‘A new era of excellence’
German Ship Repair Jamaica Limited (GSRJ) has completed restoration and maintenance services for its first client, eliciting expressions of satisfaction from company officials who said it signals “the start of a new era of excellence in ship repair and conversion and maintenance services in the region”.
“We had a lot of work to do, most of which was a first for our workers and subcontractors. We have a lot to learn, but the quality of the work and the cooperation in the industry has been excellent,” a company release quotes CEO Colonel Martin Rickman.
The client was the heavy-lift vessel Mexican Giant which was, in November, taken into GSRJ’s 235 metre-long Panamax-size floating dry dock, JAM-DOCK-1 moored at the company’s shipyard on the Sir Florizel Glasspole Highway stretch of Kingston Harbour.
Throughout the following weeks highly skilled professionals carried out the necessary maintenance works, including sandblasting, painting, polishing of propellers, as well as engine and thruster service, on the 176m-long, 25m-wide ship which has 80 accommodation rooms and a helicopter landing platform.
“We are delighted to mark this significant milestone with the docking of the Mexican Giant,” said GSRJ Chief Technical Officer Robert Kozicki. “This accomplishment is a testament to our team’s dedication, the advanced capabilities of our facility, and our commitment to delivering excellent services in the maritime sector.”
Rear Admiral Peter Brady, director general of the Maritime Authority of Jamaica (MAJ), was equally pleased .
“We look forward to welcoming vessels traversing the region to consider Jamaica for repairs and for statutory surveys. We anticipate that with these dock calls will come good, well-paying jobs for Jamaicans,” he said.
The 215m-long, 35m-wide floating dry dock, GSRJ’s first, was commissioned in the last quarter of 2023. It is equipped with cutting-edge technology and a highly skilled international workforce “to ensure the safety, efficiency and quality of the operations”, the company explained.
The company said that its acquisition of the floating dry dock demonstrates its “commitment to providing world-class services combining international engineering expertise with the vibrant maritime environment of Jamaica”. As such, GSRJ said it is already creating opportunities for young Jamaicans to receive training and certification in highly sought-after maritime technical skills.
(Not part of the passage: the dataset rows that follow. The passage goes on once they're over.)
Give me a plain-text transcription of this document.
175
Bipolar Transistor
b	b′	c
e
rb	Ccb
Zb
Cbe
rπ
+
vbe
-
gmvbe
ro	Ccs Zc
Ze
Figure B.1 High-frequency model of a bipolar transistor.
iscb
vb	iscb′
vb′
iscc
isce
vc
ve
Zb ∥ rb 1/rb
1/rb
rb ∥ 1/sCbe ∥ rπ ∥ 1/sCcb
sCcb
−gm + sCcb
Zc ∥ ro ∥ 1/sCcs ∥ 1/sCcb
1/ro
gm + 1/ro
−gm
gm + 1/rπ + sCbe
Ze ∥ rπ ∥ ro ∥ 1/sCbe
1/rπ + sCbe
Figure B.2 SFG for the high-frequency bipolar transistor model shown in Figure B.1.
The company also announced that with the successful start of its operations, co-founder and Chairman Peter Harren announced his resignation at the end of 2023.
Harren had been involved with the effort to build a shipyard in Kingston for more 20 years, along with Charlie Johnston, and he guided the company to a strong start.
His successor will be elected at a board of directors meeting scheduled for this month.
Meanwhile, the GSRJ made it clear that it is committed to following the highest international standards for safety and protection of the environment, and is carefully monitored by the National Environment Planning Agency (NEPA), the MAJ, the Port Authority of Jamaica, and other local authorities to ensure compliance with the relevant regulations and standards.
Addressing the recent fish kill in Kingston Harbour, GSRJ expressed satisfaction that NEPA had declared it blameless in that matter. At the same time, the company vowed to ensure it continues to maintain strict compliance with its environmental obligations and to settle the outstanding issues on which NEPA had suspended its licence.
In a mid-December news release, NEPA explained that the enforcement action taken against GSRJ under the Natural Resources Conservation Authority Act was for non-compliance with several conditions of its environmental permit issued in 2019 and was not related to the fish kill. NEPA also stated that GSRJ had already begun to comply with the matters identified and had submitted documents which the agency is reviewing.
GSRJ has stated its commitment to working with NEPA to ensure that it becomes fully compliant with all aspects of its environmental licence, which was reinstated on December 19, 2023, the same day that NEPA advised the public that it had identified the source of the fish kill as the flow of untreated sewage into the harbour from a sewage treatment plant located in the Harbour View area, not far from GSRJ’s shipyard.
In response, Colonel Rickman pointed out that the company conforms to the highest international environmental standards in its ship repair activities. He also said that GSRJ’s adherence to good governance and environmental policies is considered to be an integral part of its competitive edge.
“GSRJ strictly adheres to the procedures and standards on which NEPA approved and regulates our shipyard. We at GSRJ understand the importance of environmental protection and are committed to ensuring that our operations comply with all environmental regulations. We will continue to work with NEPA to ensure that our operations are environmentally sustainable and that we are doing our part to protect the environment,” he said.
With the repair work successfully completed the Mexican Giant is scheduled to leave the shipyard this week.
The next vessel scheduled to be docked in the shipyard for service is the Vikrant Dolphin, a diving support barge registered in St Kitts and operating in Mexican waters.